4. Materials and Methods

4.1. Reagents and Pistachio Leaf Extract

All reagents were of analytical grade. EtOH was purchased from Sigma-Aldrich (St. Louis, MO, USA). Cell culture media and supplements were obtained from Gibco (Thermo Fisher Scientific, Waltham, MA, USA). PLE was prepared from Pistacia vera L. leaves as previously described [33]. Briefly, dried leaves were finely ground and extracted using a water-based solvent system under controlled conditions. The extract was filtered, concentrated under reduced pressure, and lyophilized. The chemical composition of PLE was previously characterized by HPLC-DAD and UHPLC–ESI–MS in our earlier study [33]. The same extraction protocol, plant material origin, and extract batch were used in the present work. Briefly, the extract was shown to be rich in polyphenolic compounds, including flavonols, flavones, and phenolic acids. For completeness, a summary of the main identified compounds and their quantitative content is reported in Supplementary Table S1. The full analytical dataset has been published previously and is not reproduced here.

4.2. Cell Culture

Human hepatocellular carcinoma HepG2 cells were obtained from the American Type Culture Collection (ATCC, HB-8065, Manassas, VA, USA). Cells were cultured in Dulbecco’s Modified Eagle’s Medium (DMEM) supplemented with 10% (v/v) fetal bovine serum (FBS), 2 mM L-glutamine, 100 U mL−1 penicillin, and 100 μg/mL streptomycin. HepG2 cells were maintained according to standard cell culture procedures routinely used for ATCC HB-8065 cells. Cells were maintained at 37 °C in a humidified atmosphere containing 5% CO2 and routinely passaged at 70–80% confluence. For treatments, PLE was freshly dissolved in sterile culture medium, filtered through a 0.22 μm membrane, and added to cells. The final solvent concentration did not exceed 0.1% (v/v) and had no effect on cell viability.

4.3. Experimental Design and Treatments

For all experiments, HepG2 cells were seeded in 6-well or 12-well plates depending on the assay, at densities ranging between 1 × 105 and 3 × 105 cells/well, and allowed to adhere overnight before treatment. Culture medium volumes were adjusted according to plate format to ensure consistent experimental conditions. To evaluate PLE cytotoxicity, cells were treated for 24 h with increasing concentrations of PLE (10, 20, and 50 μg/mL). Based on dose–response viability assays, 20 μg/mL PLE was selected for subsequent experiments. To induce cellular stress, cells were exposed to increasing EtOH concentrations for 24 h. Based on viability data, 1% (v/v) EtOH was selected as a sub-cytotoxic concentration for all subsequent analyses. For combined treatments, cells were co-treated with EtOH (1%) and PLE (20 μg/mL) for 24 h. Control cells received vehicle alone.

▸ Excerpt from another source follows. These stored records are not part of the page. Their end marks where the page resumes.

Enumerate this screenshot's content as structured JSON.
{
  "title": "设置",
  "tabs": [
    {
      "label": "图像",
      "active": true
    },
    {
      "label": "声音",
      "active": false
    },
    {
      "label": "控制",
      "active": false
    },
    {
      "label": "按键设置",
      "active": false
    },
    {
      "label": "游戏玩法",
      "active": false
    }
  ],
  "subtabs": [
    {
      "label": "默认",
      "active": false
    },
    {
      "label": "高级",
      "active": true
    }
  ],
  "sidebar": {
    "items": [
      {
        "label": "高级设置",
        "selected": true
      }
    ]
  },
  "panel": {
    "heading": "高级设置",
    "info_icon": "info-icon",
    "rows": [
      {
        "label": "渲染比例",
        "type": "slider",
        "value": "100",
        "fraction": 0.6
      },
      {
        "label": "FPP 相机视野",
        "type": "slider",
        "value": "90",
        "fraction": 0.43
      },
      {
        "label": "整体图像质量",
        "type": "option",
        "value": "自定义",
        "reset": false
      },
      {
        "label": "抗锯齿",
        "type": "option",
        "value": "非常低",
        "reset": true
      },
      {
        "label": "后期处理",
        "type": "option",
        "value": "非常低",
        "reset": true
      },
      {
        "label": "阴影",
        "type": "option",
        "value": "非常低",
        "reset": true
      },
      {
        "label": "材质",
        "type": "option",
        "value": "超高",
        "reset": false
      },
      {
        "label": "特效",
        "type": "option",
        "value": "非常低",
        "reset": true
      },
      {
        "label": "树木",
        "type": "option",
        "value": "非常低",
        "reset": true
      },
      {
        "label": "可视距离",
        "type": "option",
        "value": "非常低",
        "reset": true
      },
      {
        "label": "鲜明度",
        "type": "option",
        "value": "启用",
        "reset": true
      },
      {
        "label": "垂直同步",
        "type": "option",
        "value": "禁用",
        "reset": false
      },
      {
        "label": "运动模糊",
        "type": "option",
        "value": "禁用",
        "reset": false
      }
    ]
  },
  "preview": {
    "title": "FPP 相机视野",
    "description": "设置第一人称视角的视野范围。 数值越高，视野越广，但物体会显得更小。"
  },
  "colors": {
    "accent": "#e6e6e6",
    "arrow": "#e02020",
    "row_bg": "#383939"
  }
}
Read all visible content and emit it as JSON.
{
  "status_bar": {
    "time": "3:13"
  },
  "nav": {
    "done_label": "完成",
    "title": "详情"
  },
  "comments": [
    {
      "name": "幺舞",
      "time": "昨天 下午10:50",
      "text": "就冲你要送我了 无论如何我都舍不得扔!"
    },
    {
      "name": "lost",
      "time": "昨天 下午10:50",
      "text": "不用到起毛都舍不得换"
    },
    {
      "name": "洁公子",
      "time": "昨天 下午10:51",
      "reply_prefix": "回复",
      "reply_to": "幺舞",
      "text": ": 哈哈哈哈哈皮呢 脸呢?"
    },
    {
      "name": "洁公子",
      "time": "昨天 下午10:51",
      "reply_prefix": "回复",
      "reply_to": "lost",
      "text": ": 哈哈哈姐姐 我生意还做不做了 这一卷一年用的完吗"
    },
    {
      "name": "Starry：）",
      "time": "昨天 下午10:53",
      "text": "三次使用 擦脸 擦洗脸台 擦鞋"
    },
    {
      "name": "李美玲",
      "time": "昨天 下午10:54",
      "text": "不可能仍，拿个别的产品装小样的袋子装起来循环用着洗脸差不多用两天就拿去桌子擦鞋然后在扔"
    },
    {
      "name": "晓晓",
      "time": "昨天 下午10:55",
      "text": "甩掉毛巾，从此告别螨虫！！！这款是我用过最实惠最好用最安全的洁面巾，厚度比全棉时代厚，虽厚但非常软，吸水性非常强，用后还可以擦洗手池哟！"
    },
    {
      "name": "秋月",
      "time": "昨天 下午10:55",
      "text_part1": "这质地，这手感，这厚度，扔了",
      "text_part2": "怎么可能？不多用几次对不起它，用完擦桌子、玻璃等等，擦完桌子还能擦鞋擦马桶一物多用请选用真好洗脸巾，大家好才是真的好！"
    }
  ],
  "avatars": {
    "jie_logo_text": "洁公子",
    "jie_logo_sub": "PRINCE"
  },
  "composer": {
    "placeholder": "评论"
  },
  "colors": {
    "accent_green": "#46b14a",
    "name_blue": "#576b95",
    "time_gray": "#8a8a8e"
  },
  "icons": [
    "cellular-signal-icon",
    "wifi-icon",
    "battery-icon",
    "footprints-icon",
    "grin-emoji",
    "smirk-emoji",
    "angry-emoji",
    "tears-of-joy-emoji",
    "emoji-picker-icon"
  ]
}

4.4. Cell Viability Analysis

Cell viability was assessed using the Muse™ Cell Analyzer (Luminex Corporation, Austin, TX, USA) and the Muse™ Count & Viability Kit (Cat. No. MCH100102) according to the manufacturer’s instructions. After treatment, cells were harvested, stained, and analyzed by flow cytometry. Data are expressed as percentage of viable cells relative to control conditions.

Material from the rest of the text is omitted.